Frankreichs Staatspräsident Francois Hollande hatte im Wahlkampf "die Ehe und das Adoptionsrecht für alle" versprochen. Nun erregt der Gesetzentwurf die französischen Gemüter. Bereits im November hatten Hunderttausend gegen die Homo-Ehe protestiert. Am Sonntag sollen es deutlich mehr werden.

Von Ursula Welter | 11.01.2013
    Seit Monaten schon geht es munter zu auf Frankreichs Straßen. Mal rufen die Befürworter, mal die Gegner zum Protest auf. "Die Ehe und das Adoptionsrecht für alle" hatte Frankreichs neuer Staatspräsident im Wahlkampf versprochen, im November hat das Kabinett die Sache auf den Weg gebracht, Ende Januar berät das Parlament den Gesetzentwurf, der gerade geschrieben wird.

    An diesem Sonntag gehen die Gegner auf die Straße, Mitte November hatten sie hunderttausend im Protestzug in Paris zusammengebracht, diesmal sollen es noch einmal deutlich mehr werden. Freiwillige in ganz Frankreich haben 900 Busse gechartert, fünf Schnellzüge in die Hauptstadt sind gebucht, allein zehntausend Personen wollen sich, sagen die Veranstalter, für die Sicherheit zur Verfügung stellen.

    "Wenn ich in Frankreich wäre, nicht in China, würde ich am Sonntag auch hingehen", sagt Jean-Pierre Raffarin, ein politisches Schwergewicht der Konservativen. Francois Hollande gehe ein hohes Risiko mit diesem Vorhaben ein, das die französische Gesellschaft spalte.

    Tatsächlich zeigen sich mehr als 60 Prozent der Franzosen mit einer "Ehe für gleichgeschlechtliche Paare" einverstanden, aber nur gut 40 Prozent befürworten auch das geplante Adoptionsrecht für Schwule und Lesben.

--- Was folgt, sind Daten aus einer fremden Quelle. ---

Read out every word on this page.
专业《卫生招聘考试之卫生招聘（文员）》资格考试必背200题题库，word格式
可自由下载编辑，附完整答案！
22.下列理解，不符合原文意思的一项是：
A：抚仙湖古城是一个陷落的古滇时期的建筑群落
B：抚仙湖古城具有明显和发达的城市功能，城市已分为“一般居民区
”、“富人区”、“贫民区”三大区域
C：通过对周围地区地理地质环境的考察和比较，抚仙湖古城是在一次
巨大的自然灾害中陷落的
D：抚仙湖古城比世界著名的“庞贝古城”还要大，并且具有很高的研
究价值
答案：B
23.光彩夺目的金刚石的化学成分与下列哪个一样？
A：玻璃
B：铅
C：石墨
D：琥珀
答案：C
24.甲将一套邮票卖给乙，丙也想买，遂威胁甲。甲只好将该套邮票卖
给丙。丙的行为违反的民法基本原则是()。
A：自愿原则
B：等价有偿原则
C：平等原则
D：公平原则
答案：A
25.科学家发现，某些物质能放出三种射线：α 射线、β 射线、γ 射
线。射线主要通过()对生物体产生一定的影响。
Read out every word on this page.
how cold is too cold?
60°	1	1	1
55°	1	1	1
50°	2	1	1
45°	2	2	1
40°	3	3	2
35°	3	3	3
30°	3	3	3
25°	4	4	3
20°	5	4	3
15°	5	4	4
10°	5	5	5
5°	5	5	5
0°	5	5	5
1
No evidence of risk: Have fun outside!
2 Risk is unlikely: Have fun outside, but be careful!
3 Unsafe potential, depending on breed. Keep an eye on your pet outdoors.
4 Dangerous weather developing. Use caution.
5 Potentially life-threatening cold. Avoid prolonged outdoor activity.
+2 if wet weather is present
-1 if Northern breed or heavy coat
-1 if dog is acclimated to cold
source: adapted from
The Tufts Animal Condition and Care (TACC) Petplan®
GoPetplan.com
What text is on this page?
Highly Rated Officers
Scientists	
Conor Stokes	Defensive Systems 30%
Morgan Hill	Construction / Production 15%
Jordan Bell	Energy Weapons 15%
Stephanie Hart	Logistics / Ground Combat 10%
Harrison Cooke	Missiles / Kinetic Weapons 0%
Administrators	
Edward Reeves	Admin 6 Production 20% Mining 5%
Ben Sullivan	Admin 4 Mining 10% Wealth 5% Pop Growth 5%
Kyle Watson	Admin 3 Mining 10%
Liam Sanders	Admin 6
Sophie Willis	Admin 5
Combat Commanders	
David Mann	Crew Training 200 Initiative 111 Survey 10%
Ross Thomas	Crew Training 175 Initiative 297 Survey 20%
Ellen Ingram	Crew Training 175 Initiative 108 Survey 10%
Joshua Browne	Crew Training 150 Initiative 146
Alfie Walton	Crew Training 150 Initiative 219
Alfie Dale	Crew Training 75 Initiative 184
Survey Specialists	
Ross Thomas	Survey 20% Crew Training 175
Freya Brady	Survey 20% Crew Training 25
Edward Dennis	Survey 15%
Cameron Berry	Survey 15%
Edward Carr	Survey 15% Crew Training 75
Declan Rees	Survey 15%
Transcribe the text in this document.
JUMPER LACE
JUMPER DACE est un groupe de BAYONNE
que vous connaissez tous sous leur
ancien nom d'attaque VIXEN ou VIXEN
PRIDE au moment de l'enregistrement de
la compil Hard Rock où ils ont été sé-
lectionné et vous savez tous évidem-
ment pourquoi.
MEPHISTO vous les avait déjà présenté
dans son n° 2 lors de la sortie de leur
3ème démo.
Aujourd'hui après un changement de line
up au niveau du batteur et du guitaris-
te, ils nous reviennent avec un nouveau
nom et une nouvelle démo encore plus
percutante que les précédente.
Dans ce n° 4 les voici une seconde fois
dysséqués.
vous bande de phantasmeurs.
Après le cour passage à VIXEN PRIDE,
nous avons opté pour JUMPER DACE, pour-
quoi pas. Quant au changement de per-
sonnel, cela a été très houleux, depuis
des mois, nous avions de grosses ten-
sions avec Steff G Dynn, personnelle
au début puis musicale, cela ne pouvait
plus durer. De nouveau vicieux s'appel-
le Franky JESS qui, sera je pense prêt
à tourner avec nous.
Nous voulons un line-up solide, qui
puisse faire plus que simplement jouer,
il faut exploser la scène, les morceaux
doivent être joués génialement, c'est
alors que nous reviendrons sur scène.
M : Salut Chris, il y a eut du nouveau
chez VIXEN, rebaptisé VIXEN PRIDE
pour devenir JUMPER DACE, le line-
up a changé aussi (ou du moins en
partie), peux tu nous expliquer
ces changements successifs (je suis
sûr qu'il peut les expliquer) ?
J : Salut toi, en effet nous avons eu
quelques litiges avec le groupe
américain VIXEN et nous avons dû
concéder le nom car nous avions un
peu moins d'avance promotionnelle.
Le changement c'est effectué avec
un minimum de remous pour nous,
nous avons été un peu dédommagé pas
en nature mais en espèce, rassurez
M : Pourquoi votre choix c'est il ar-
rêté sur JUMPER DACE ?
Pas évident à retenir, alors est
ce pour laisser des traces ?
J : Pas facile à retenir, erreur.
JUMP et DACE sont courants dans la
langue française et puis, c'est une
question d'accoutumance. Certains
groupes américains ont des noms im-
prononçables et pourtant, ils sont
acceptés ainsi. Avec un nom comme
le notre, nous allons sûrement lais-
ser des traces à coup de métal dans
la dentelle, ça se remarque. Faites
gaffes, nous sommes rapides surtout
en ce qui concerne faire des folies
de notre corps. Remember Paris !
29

    Bislang gibt es eine Art Partnerschaftsgesetz in Frankreich, namens "PACS", das aber nicht in jeder Hinsicht dem Eherecht gleichkommt. Hier und in puncto Adoption will die neue Regierung für Gleichstellung sorgen. Aufseiten des linken Flügels der Sozialisten wird zudem gefordert, gleichgeschlechtliche Paare müssten, unter bestimmten Voraussetzungen, Zugang zur künstlichen Befruchtung bekommen.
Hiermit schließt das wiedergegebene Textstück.